Padilla, unlike some parents in similar circumstances, has another advantage: She knows where her child is — in New York City. He spends days at a child-welfare facility called Cayuga Centers, and evenings and weekends at a foster home, according to Padilla’s attorney, Leta Sanchez.

Friday afternoon, as Sanchez waited for her client to be released from the detention center, she was making calls to Cayuga Centers staffers to find out what steps she needed to take.

There were many, she found out, to follow rules set by the Health and Human Services Department’s Office of Refugee Resettlement, which oversees the care of all children taken from their parents.

Sanchez said she was told Padilla has to show she can provide a safe place for her son. For starters, she needs proof of housing and income.

Housing she has, courtesy of a local volunteer who has offered to put her up. That person can also submit a letter offering to support Padilla, so she can satisfy the income requirement.

The volunteer is one of a number of local individuals and organizations that are offering support, including the money that allowed Padilla to pay the bond.

Padilla also must be fingerprinted so the government can run a background check. Immigration officials took her fingerprints after she was detained, but Sanchez said she was told Padilla has to get them taken again, and that process normally takes seven to 10 days.

“I’m looking for a way to expedite that,” Sanchez said. “Every day that goes by is damaging this young child and his mother.”

Another requirement is the child’s birth certificate, which was taken by U.S. Immigration and Customs Enforcement (ICE) and not returned, according to Sanchez.

ICE spokeswoman Lori Haley said she couldn’t comment on that, and referred all inquiries to Health and Human Services. That department said it will not comment on specific cases.

“Reunification is always the ultimate goal of those entrusted with the care of unaccompanied alien children, and we are working toward that for those unaccompanied alien children currently in our custody,” said an emailed statement. The department did not answer questions about how that would happen.

Connected by phone

In a federal court Friday, the Trump administration said it needed more time to reunite parents and children. The court late last month gave the administration a 30-day deadline for most reunifications.

In part, the administration told a judge, it needed the extra time to conduct DNA tests to prove the parentage of children in its care.

Sanchez said she has not been told that DNA tests will be necessary.

Padilla last saw her son when they were held together in a cold cell known by Spanish-speaking immigrants as a “hielera,” or freezer. Immigration officials brought them there after their arrest.

That same day, officials took away the boy without explanation, according to a class-action lawsuit against the government filed by the Northwest Immigrant Rights Project. Padilla is one of three named plaintiffs.

She saw her son just once more about a day later, when immigration officials took a photo of them together, according to the lawsuit.

About two weeks later, she was transferred, along with about 200 others in ICE custody, to the Federal Detention Center in SeaTac, and later to the Tacoma detention center.
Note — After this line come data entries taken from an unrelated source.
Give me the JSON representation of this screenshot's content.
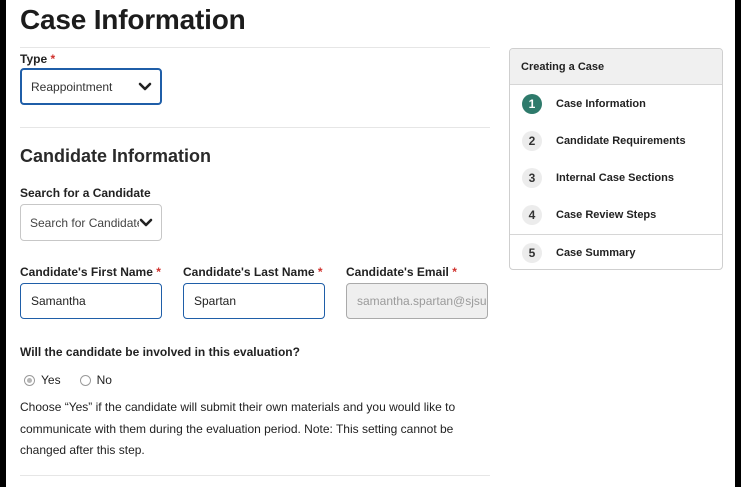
{
  "page": {
    "title": "Case Information"
  },
  "type_field": {
    "label": "Type",
    "required_mark": "*",
    "value": "Reappointment"
  },
  "candidate_section": {
    "title": "Candidate Information",
    "search": {
      "label": "Search for a Candidate",
      "value": "Search for Candidate"
    },
    "first_name": {
      "label": "Candidate's First Name",
      "required_mark": "*",
      "value": "Samantha"
    },
    "last_name": {
      "label": "Candidate's Last Name",
      "required_mark": "*",
      "value": "Spartan"
    },
    "email": {
      "label": "Candidate's Email",
      "required_mark": "*",
      "value": "samantha.spartan@sjsu"
    }
  },
  "involvement": {
    "question": "Will the candidate be involved in this evaluation?",
    "options": [
      {
        "label": "Yes",
        "checked": true
      },
      {
        "label": "No",
        "checked": false
      }
    ],
    "help_text": "Choose “Yes” if the candidate will submit their own materials and you would like to communicate with them during the evaluation period. Note: This setting cannot be changed after this step."
  },
  "steps_panel": {
    "heading": "Creating a Case",
    "steps": [
      {
        "number": "1",
        "label": "Case Information",
        "active": true
      },
      {
        "number": "2",
        "label": "Candidate Requirements",
        "active": false
      },
      {
        "number": "3",
        "label": "Internal Case Sections",
        "active": false
      },
      {
        "number": "4",
        "label": "Case Review Steps",
        "active": false
      },
      {
        "number": "5",
        "label": "Case Summary",
        "active": false
      }
    ]
  },
  "colors": {
    "accent_blue": "#1f5ea8",
    "active_step": "#2e7a6b",
    "required": "#d0312d"
  },
  "icons": {
    "dropdown": "chevron-down-icon"
  }
}
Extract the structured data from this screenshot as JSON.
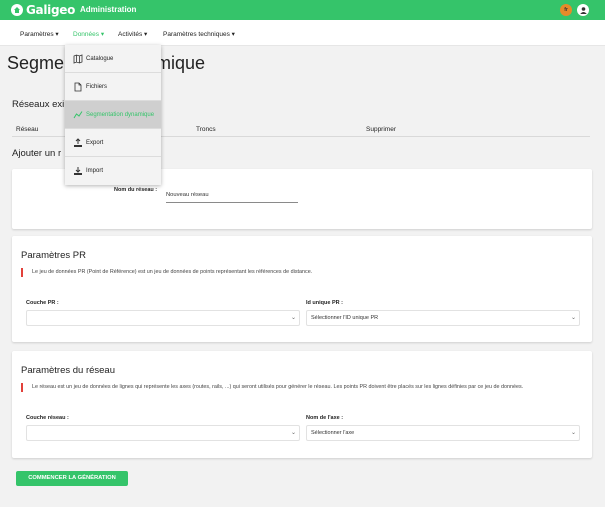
{
  "header": {
    "logo": "Galigeo",
    "title": "Administration",
    "flag_badge": "fr"
  },
  "menu": {
    "items": [
      {
        "label": "Paramètres ▾"
      },
      {
        "label": "Données ▾"
      },
      {
        "label": "Activités ▾"
      },
      {
        "label": "Paramètres techniques ▾"
      }
    ]
  },
  "dropdown": {
    "items": [
      {
        "label": "Catalogue",
        "icon": "map-icon"
      },
      {
        "label": "Fichiers",
        "icon": "file-icon"
      },
      {
        "label": "Segmentation dynamique",
        "icon": "line-chart-icon"
      },
      {
        "label": "Export",
        "icon": "export-icon"
      },
      {
        "label": "Import",
        "icon": "import-icon"
      }
    ]
  },
  "page": {
    "title_left": "Segmen",
    "title_right": "mique",
    "existing_heading": "Réseaux exi",
    "add_heading": "Ajouter un r"
  },
  "table": {
    "columns": [
      "Réseau",
      "Troncs",
      "Supprimer"
    ]
  },
  "network_form": {
    "name_label": "Nom du réseau :",
    "name_value": "Nouveau réseau"
  },
  "pr": {
    "heading": "Paramètres PR",
    "note": "Le jeu de données PR (Point de Référence) est un jeu de données de points représentant les références de distance.",
    "layer_label": "Couche PR :",
    "layer_value": "",
    "id_label": "Id unique PR :",
    "id_value": "Sélectionner l'ID unique PR"
  },
  "network": {
    "heading": "Paramètres du réseau",
    "note": "Le réseau est un jeu de données de lignes qui représente les axes (routes, rails, ...) qui seront utilisés pour générer le réseau. Les points PR doivent être placés sur les lignes définies par ce jeu de données.",
    "layer_label": "Couche réseau :",
    "layer_value": "",
    "axis_label": "Nom de l'axe :",
    "axis_value": "Sélectionner l'axe"
  },
  "actions": {
    "start_label": "COMMENCER LA GÉNÉRATION"
  },
  "colors": {
    "brand": "#35c46a",
    "alert": "#e2413a"
  }
}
At some point, she was given a slip of paper with her son’s whereabouts and was able to reach him by phone.

“He cried almost the whole call,” Padilla recalled.

She talked to him three more times, and he seemed a bit happier, she said, because “I told him I was going to come for him.”

The government may instead bring the boy to her. Sanchez said she was told so by a Cayuga Centers staffer.

But she was getting new information all the time.

Padilla, talking in The Seattle Times offices hours after her release, was slowly taking everything in. She was looking a little more relaxed after changing into jeans, a T-shirt and a jacket that her lawyer had brought for her. But she obviously needed to sleep.

She had gotten barely any, she said, in the roughly seven weeks that she had been detained.